Si la paroisse peut souhaiter utiliser au maximum les ressources de l’informatique, cela ne peut se faire au détriment du droit civil des personnes à la vie privée, et pas davantage sans prudence vis à vis de la puissance publique pour laquelle, sans législation critique, un fichier paroissial pourrait éventuellement constituer un outil au service des intérêts nationaux. Mais cette législation critique existe. L’ouverture européenne du droit français pourrait d’ailleurs influencer favorablement les relations Eglise-Etat-informatique quand on constate le climat intéressant dont témoigne l’attendu 35 de la directive européenne du 24/10/95 :

« considérant, en outre, que le traitement de données à caractère personnel par des autorités publiques pour la réalisation de fins prévues par le droit constitutionnel ou le droit international public, au profit d’associations à caractère religieux officiellement reconnues, est mis en œuvre pour un motif d’intérêt public important… »

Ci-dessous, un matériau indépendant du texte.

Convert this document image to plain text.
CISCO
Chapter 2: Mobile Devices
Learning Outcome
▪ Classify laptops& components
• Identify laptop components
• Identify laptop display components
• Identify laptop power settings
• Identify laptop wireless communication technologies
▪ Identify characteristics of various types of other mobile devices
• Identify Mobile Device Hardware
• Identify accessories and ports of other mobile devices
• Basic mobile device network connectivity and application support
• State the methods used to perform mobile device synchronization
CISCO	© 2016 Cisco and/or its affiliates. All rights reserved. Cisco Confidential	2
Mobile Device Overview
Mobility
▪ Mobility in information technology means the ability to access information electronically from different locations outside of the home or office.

En France, la CNIL est l’autorité administrative « indépendante » chargée de veiller à l’application des lois sur l’informatique, et sa fiche pratique n°6, se référant à la loi du 6/1/78 art. 31, énonce la dispense dont bénéficient les fichiers paroissiaux :

« Les fichiers des membres et correspondants des églises […] n’ont pas à être déclarés à la CNIL. »

Cela ne signifie pas que les paroisses seraient exemptées d’éventuels contrôles par la CNIL. Ce n’est pas le sens de la disposition de l’art. 30 de la loi du 6/1/78, ultérieurement supprimée : « Aucun contrôle ne peut être exercé, de ce chef, à leur encontre ». Actuellement, dans la révision de la loi, est discutée la possibilité pour les entreprises d’embaucher un correspondant CNIL indépendant chargé de porter sa bonne cause. Mais plus fondamentalement, la CNIL se pose comme légitimée pour dire le droit aux Eglises, selon ce qu’il ressort de la fiche pratique N°6. Et ses pouvoirs sont définis à l’art. 21 de la loi du 6/1/78 :

"Pour l’exercice de sa mission de contrôle, la commission […] :

« 2. Peut, par décision particulière, charger un ou plusieurs de ses membres ou de ses agents, assistés, le cas échéant, d’experts, de procéder, à l’égard de tout traitement, à des vérifications sur place et de se faire communiquer tous renseignements et documents utiles à sa mission ;

3. Édicte, le cas échéant, des règlements types en vue d’assurer la sécurité des systèmes ; en cas de circonstances exceptionnelles, elle peut prescrire des mesures de sécurité pouvant aller jusqu’à la destruction des supports d’informations ;

4. Adresse aux intéressés des avertissements et dénonce au parquet les infractions dont elle a connaissance, conformément à l’article 40 du code de procédure pénale ;

5. Veille à ce que les modalités de mise en œuvre du droit d’accès et de rectification […] n’entravent pas le libre exercice de ce droit ;

6. Reçoit les réclamations, pétitions et plaintes … »

Pour illustration, le Code pénal, à l’art. 226-17, dispose que :

« Le fait de […] procéder à un traitement automatisé d’informations nominatives sans prendre toutes les précautions utiles pour préserber la sécurité de ces informations et notamment empêcher qu’elles ne soient déformées, endommagées ou communiquées à des tiers non autorisés est puni de cinq ans d’emprisonnement et de 2 000 000 F d’amende. »

Mais en pratique, les procédures pénales ont été peu nombreuses depuis la création de la CNIL

Et pour finir, on se dira peut-être que la diffusion d’informations nominatives n’est pas toujours un malheur pour l’humanité si, considérant que l’anniversaire du jour où fut votée la loi du 6/1/78 est dans l’Eglise universelle le jour anniversaire de l’Epiphanie, l’on songe au Nom de celui devant qui toutes les nations se prosterneront.